Your smart phone can also be used to good effect, just make sure it is set to HD recording and has that essential 3.5mm external microphone input. I use my Android phone for nearly all my personal videos with an external mic and that does a pretty good job!
Nearly as important as the camera you use is the microphone you use with it. When shooting your videos, you must always have the end-user in mind, and if the person watching your videos has to struggle to understand what you’re saying, you’ve lost them.
We recommend that you purchase both a wired and a wireless microphone. Of course, you can begin with just the wired version but once you begin to really branch out with your videos, the freedom of a wireless mic will be invaluable.
I personally have had excellent results with one of the cheapest mic’s available on the market the Lavalier lapel mic which produces great audio.
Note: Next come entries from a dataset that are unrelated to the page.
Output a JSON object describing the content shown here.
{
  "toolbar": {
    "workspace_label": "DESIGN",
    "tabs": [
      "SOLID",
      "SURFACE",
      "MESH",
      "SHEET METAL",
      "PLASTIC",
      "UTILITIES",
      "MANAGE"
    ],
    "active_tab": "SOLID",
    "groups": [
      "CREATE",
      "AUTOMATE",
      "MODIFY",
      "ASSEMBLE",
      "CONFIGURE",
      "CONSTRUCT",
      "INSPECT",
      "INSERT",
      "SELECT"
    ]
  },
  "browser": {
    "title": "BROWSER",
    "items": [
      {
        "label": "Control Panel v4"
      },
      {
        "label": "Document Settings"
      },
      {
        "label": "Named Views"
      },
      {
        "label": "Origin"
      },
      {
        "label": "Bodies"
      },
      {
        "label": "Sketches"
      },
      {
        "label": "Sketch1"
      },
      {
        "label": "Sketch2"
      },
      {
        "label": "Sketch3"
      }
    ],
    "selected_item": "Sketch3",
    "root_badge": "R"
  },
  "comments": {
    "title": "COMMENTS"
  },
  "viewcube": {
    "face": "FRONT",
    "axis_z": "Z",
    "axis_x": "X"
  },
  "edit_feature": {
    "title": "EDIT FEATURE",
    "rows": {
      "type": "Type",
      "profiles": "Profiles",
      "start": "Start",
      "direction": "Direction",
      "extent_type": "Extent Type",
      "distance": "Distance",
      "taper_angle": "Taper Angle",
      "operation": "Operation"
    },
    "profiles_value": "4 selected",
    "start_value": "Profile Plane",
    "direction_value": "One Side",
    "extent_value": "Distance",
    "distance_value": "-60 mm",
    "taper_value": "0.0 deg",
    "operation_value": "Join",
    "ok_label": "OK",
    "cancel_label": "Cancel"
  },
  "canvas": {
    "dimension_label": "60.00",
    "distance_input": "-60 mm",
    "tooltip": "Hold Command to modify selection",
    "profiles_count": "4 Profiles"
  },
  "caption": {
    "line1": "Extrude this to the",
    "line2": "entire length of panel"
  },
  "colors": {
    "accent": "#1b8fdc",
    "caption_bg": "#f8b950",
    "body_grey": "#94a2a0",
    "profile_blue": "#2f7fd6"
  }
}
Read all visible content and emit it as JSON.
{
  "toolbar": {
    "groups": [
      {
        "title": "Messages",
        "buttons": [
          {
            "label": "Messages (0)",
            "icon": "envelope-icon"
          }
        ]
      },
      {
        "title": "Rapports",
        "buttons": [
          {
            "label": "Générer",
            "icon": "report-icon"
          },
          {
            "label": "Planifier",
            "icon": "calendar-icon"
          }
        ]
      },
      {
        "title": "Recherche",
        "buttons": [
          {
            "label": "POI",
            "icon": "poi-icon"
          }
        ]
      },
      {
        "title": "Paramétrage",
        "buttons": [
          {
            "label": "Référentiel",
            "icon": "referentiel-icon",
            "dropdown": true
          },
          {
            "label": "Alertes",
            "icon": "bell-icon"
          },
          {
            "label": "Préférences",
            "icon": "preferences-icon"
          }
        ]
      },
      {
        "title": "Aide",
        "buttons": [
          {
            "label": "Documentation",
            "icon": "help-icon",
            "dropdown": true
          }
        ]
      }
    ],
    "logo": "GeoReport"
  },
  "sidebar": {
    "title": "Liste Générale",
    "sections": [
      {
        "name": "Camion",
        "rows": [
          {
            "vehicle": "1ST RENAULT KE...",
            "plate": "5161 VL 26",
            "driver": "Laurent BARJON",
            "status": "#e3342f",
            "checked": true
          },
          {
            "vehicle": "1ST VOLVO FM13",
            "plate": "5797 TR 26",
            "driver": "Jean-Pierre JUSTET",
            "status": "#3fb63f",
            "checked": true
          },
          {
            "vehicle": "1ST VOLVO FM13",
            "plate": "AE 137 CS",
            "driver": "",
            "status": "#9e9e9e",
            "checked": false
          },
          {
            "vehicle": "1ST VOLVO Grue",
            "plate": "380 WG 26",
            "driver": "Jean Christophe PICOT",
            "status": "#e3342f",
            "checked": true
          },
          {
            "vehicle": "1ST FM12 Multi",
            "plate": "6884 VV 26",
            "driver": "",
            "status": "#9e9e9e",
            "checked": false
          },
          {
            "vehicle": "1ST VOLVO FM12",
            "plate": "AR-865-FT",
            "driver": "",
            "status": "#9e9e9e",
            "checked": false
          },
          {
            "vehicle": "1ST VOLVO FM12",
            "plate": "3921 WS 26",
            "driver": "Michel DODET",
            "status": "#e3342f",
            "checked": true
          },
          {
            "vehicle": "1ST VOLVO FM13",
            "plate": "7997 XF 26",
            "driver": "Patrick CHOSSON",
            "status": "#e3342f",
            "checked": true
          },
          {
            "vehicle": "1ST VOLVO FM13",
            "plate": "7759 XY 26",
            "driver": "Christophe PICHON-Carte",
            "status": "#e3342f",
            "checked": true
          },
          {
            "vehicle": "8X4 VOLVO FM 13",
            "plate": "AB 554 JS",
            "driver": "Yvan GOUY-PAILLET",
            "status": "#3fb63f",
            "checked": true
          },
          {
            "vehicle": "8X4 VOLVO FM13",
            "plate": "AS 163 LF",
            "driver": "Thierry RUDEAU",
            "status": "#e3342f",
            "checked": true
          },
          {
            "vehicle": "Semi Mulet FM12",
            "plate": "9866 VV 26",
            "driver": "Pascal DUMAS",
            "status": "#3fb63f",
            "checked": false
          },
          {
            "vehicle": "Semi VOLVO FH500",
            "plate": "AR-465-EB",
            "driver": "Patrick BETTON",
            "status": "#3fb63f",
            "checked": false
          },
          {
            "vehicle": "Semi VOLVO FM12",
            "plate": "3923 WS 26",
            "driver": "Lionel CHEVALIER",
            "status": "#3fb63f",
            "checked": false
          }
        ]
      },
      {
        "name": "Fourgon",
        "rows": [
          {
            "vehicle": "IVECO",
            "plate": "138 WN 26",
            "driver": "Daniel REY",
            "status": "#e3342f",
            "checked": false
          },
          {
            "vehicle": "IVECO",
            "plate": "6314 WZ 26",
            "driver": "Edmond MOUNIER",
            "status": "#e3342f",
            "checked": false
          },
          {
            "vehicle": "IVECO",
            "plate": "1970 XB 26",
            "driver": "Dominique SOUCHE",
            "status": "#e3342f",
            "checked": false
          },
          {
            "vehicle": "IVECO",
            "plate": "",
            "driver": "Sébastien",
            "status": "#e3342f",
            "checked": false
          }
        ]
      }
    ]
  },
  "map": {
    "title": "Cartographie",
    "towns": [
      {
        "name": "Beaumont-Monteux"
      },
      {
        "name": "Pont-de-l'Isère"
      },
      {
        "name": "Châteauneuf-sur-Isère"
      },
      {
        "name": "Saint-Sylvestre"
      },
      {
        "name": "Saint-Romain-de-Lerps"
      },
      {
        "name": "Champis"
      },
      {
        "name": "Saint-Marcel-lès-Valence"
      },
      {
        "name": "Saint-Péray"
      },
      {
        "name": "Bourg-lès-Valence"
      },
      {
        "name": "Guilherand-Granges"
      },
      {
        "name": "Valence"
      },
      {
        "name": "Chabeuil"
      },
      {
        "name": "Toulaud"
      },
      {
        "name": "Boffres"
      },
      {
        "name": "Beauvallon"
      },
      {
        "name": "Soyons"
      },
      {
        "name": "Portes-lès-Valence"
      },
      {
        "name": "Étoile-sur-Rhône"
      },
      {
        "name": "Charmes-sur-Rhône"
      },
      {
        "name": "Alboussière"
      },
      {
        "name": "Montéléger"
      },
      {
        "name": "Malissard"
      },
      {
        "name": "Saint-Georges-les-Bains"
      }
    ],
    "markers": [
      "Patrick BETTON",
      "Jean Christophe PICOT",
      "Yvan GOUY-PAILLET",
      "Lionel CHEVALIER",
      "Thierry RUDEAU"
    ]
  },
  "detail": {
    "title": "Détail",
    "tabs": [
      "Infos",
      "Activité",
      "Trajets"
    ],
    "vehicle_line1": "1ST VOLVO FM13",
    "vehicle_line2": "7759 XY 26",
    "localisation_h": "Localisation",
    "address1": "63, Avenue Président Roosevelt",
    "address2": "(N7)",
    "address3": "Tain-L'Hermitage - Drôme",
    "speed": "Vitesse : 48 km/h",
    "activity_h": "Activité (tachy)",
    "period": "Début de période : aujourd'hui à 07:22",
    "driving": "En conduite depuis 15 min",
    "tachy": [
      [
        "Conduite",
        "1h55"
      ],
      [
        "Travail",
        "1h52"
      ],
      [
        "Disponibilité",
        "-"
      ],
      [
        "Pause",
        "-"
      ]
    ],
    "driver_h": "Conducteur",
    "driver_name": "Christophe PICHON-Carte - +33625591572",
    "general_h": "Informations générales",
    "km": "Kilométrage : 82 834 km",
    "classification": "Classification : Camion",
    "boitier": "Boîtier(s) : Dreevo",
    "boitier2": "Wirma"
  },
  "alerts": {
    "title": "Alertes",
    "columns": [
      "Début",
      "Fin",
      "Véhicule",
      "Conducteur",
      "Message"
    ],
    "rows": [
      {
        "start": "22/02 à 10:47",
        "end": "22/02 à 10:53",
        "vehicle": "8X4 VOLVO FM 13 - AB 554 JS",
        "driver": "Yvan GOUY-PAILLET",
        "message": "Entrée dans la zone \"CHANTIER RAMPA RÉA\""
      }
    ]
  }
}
I then use the free audio software Audacity to fine tune the results.
If you want to try a wire free system there are plenty to choose from; always read the reviews and do your own research and as always you generally get what you pay for.
A solid, portable tripod is important. There are a huge number of options available to you here, but do ensure you get one that is tall enough to be able to record you standing up! Sounds obvious but you’d be surprised!
Poor lighting can kill a video shot faster than just about anything else. It’s essential to have some diffused (indirect) light pointing at your shoot. There are a few different ways to get this effect, and the good news if you’re handy is there is a low-cost DIY option.
Do-It-Yourself Diffused Lighting: You’ll need to purchase three of the brightest clip-on style book lights that you can find, and three white laundry baskets. Clip one light to the inside of each basket, so that the light shines down on the bottom. Then you’ll need to hang each basket so that the bottom is pointing toward the subject of the video shoot.
Softbox Lighting Kits: The advantage to these kits is primarily in their convenience: Everything is ready to go, right out of the box but these can be expensive.
Backgrounds and Backdrops:
The final (although no less important) consideration for your studio is your background or backdrop. For the sake of variety, it’s good to plan for more than one option here.
Natural backgrounds don’t have to be forests and landscapes, but simply your own “natural habitat” – your lounge, the pub, outside in the park …wherever you feel most comfortable and the noise is acceptably low.
By shooting in as many of these locations as possible, you’ll keep your videos more interesting than if you’re shooting behind the same desk for every one.
Backdrops are great for longer videos, and for videos that you plan on using for more than one audience. We recommend having both a black backdrop and a green backdrop. The green one will double as a green screen, which will make post-production editing much simpler.
Once again, for your backdrops we have a DIY option and a ready to go option.
For DIY, purchase “true black” and solid green sheets. You can use something as simple as
clothesline and clothes pins, or curtain rods with fasteners to hold the sheets up. For a more indepth look at how to create an effective green screen, take a look on YouTube for a wealth of “how-to” videos.
Portable green screen packages are readily available online, and are less expensive than you’d expect.